# Sacks of Rice and Corn



## George6020 (Apr 18, 2014)

With the feeding programs growing and family sari-sari store growing, I'm starting to buy wholesale sacks of rice and corn.

BUT, what I'm finding out is that the sacks of rice "clearly" marked 50kgs, is actually 46kgs................and the corn marked 40kgs. is actually 37kgs.

The local stores and markets don't have any idea why, but say its been that way a long time.

Did anyone else experience this...............or does anyone know WHY there is less in each sack than stated?


----------



## Gary D (Oct 28, 2013)

I'm a little surprised that you are surprised. I know when we have sold palay I beleive its sold by volume rather than by weight, a cavan of rice is 75 litres or approximately 44Kg. I suspect you are buying a sack of rice not 50Kg of rice.


----------



## 197649 (Jan 1, 2013)

Have you ever ate a bag of potato chips from any place in the world.


----------



## George6020 (Apr 18, 2014)

Gary D said:


> I'm a little surprised that you are surprised. I know when we have sold palay I beleive its sold by volume rather than by weight, a cavan of rice is 75 litres or approximately 44Kg. I suspect you are buying a sack of rice not 50Kg of rice.


Surprised, yes...........but you're right, why should I expect anything else. It was just my 1st experience about this.

Another thing I wonder........we also see messages saying, "contents sold by weight, not volume, some contents might have settled during packaging"

So, the "weight" thing still is a curiosity. I'm going to try to investigate further, but not sure if I will get any accurate answers.
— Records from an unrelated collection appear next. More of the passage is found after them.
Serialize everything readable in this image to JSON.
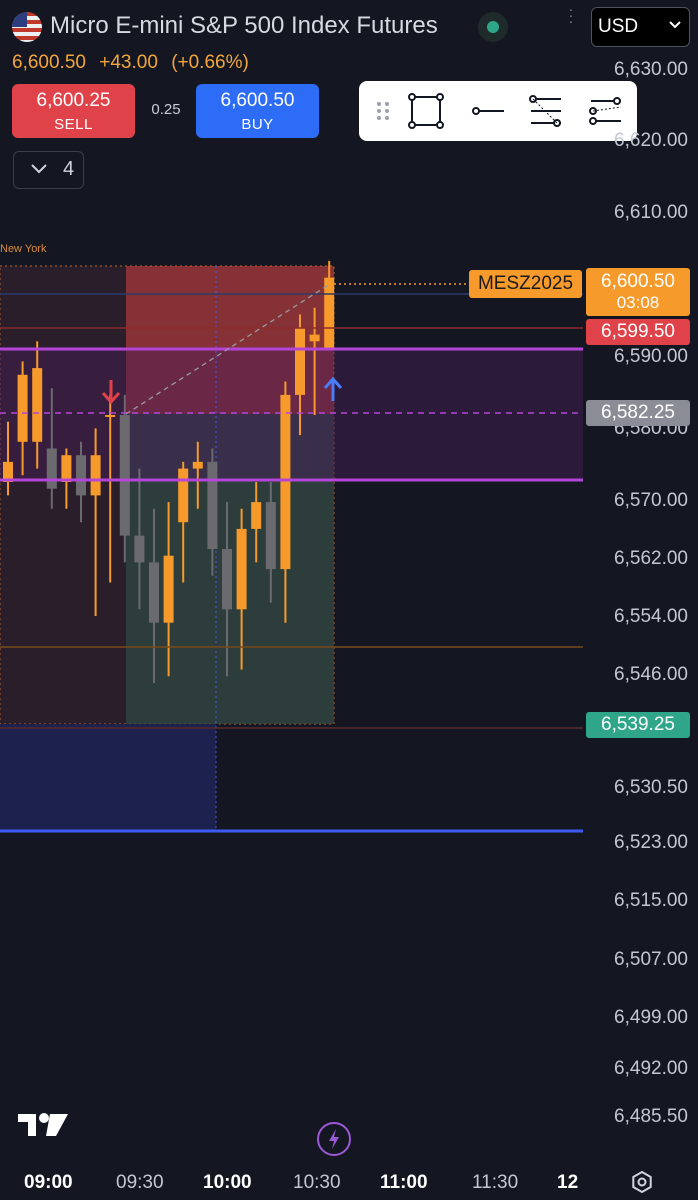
{
  "header": {
    "title": "Micro E-mini S&P 500 Index Futures",
    "flag_icon": "us-flag-icon",
    "live_icon": "market-open-dot-icon",
    "more_icon": "vertical-dots-icon",
    "currency": "USD"
  },
  "quote": {
    "price": "6,600.50",
    "change": "+43.00",
    "change_pct": "(+0.66%)"
  },
  "trade": {
    "sell_price": "6,600.25",
    "sell_label": "SELL",
    "spread": "0.25",
    "buy_price": "6,600.50",
    "buy_label": "BUY"
  },
  "toolbar": {
    "tools": [
      "drag-handle-icon",
      "rectangle-tool-icon",
      "horizontal-line-tool-icon",
      "fib-retracement-tool-icon",
      "parallel-channel-tool-icon"
    ]
  },
  "lots": {
    "value": "4"
  },
  "session_label": "New York",
  "symbol_tag": "MESZ2025",
  "price_tags": {
    "last": "6,600.50",
    "countdown": "03:08",
    "bid_line": "6,599.50",
    "mid_line": "6,582.25",
    "low_line": "6,539.25"
  },
  "price_axis": [
    "6,630.00",
    "6,620.00",
    "6,610.00",
    "6,590.00",
    "6,580.00",
    "6,570.00",
    "6,562.00",
    "6,554.00",
    "6,546.00",
    "6,530.50",
    "6,523.00",
    "6,515.00",
    "6,507.00",
    "6,499.00",
    "6,492.00",
    "6,485.50"
  ],
  "time_axis": [
    {
      "label": "09:00",
      "bold": true
    },
    {
      "label": "09:30",
      "bold": false
    },
    {
      "label": "10:00",
      "bold": true
    },
    {
      "label": "10:30",
      "bold": false
    },
    {
      "label": "11:00",
      "bold": true
    },
    {
      "label": "11:30",
      "bold": false
    },
    {
      "label": "12",
      "bold": true
    }
  ],
  "colors": {
    "background": "#141722",
    "bull": "#f79a2c",
    "bear": "#6b6b6f",
    "sell": "#e0424a",
    "buy": "#2d6cf6",
    "purple_line": "#b545d9",
    "blue_line": "#3d5af1",
    "teal": "#2fa58a"
  },
  "chart_data": {
    "type": "candlestick",
    "candles": [
      {
        "o": 6570,
        "h": 6579,
        "l": 6568,
        "c": 6573
      },
      {
        "o": 6576,
        "h": 6588,
        "l": 6571,
        "c": 6586
      },
      {
        "o": 6576,
        "h": 6591,
        "l": 6572,
        "c": 6587
      },
      {
        "o": 6575,
        "h": 6584,
        "l": 6566,
        "c": 6569
      },
      {
        "o": 6570,
        "h": 6575,
        "l": 6566,
        "c": 6574
      },
      {
        "o": 6574,
        "h": 6576,
        "l": 6564,
        "c": 6568
      },
      {
        "o": 6568,
        "h": 6578,
        "l": 6550,
        "c": 6574
      },
      {
        "o": 6580,
        "h": 6583,
        "l": 6555,
        "c": 6580
      },
      {
        "o": 6580,
        "h": 6583,
        "l": 6558,
        "c": 6562
      },
      {
        "o": 6562,
        "h": 6572,
        "l": 6551,
        "c": 6558
      },
      {
        "o": 6558,
        "h": 6566,
        "l": 6540,
        "c": 6549
      },
      {
        "o": 6549,
        "h": 6567,
        "l": 6541,
        "c": 6559
      },
      {
        "o": 6564,
        "h": 6573,
        "l": 6555,
        "c": 6572
      },
      {
        "o": 6572,
        "h": 6576,
        "l": 6566,
        "c": 6573
      },
      {
        "o": 6573,
        "h": 6575,
        "l": 6556,
        "c": 6560
      },
      {
        "o": 6560,
        "h": 6567,
        "l": 6541,
        "c": 6551
      },
      {
        "o": 6551,
        "h": 6566,
        "l": 6542,
        "c": 6563
      },
      {
        "o": 6563,
        "h": 6570,
        "l": 6558,
        "c": 6567
      },
      {
        "o": 6567,
        "h": 6570,
        "l": 6552,
        "c": 6557
      },
      {
        "o": 6557,
        "h": 6585,
        "l": 6549,
        "c": 6583
      },
      {
        "o": 6583,
        "h": 6595,
        "l": 6577,
        "c": 6593
      },
      {
        "o": 6591,
        "h": 6596,
        "l": 6580,
        "c": 6592
      },
      {
        "o": 6590,
        "h": 6603,
        "l": 6590,
        "c": 6600.5
      }
    ]
  }
}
As always, I'm "Curious George"


----------



## cvgtpc1 (Jul 28, 2012)

Well when I lived in SOUTH Korea they'd play this game with jerry cans of kerosene where you'd always pay the same price for a can, but they might fill it a little less than full. That was the gas station's, dealer's, govt's, who know's, vig on the deal. If you had it delivered, they'd charge you and you'd notice you might be short a couple liters but that's how it was done.

For the rice and corn, they could be taking a little out of each sack to make an extra sack every 8-10 bags or whatever and every store in town/country are in on it so its accepted practice and figured as being normal.


----------



## George6020 (Apr 18, 2014)

I did hear 1 store owner speculate, that 1000's of sacks are delivered to the warehouse, where they open each sack and remove some, either for their own consumption or to fill up more bags.

But, he didn't have any proof..........so just another good story.


----------



## cvgtpc1 (Jul 28, 2012)

George6020 said:


> I did hear 1 store owner speculate, that 1000's of sacks are delivered to the warehouse, where they open each sack and remove some, either for their own consumption or to fill up more bags.
> 
> But, he didn't have any proof..........so just another good story.


Would we not be surprised if true? Another part of the PI charm! haha


----------



## 197649 (Jan 1, 2013)

George6020 said:


> I did hear 1 store owner speculate, that 1000's of sacks are delivered to the warehouse, where they open each sack and remove some, either for their own consumption or to fill up more bags.
> 
> But, he didn't have any proof..........so just another good story.


Now that sounds accurate since that would be a multimillion peso business. But then again that would be corrupt.:lol:


----------



## simonsays (Feb 11, 2009)

George6020 said:


> I did hear 1 store owner speculate, that 1000's of sacks are delivered to the warehouse, where they open each sack and remove some, either for their own consumption or to fill up more bags.
> 
> But, he didn't have any proof..........so just another good story.


ah. come on, a bit less here and there is not going to hurt you right ?? 

After all, even congressmen get to play with 'loose change' (like millions of pesos) and people are not bothered.

they only worry when it becomes billions of pesos

Small crimes, loss, robbery, pilferage are all part of life in Ph !!!!


----------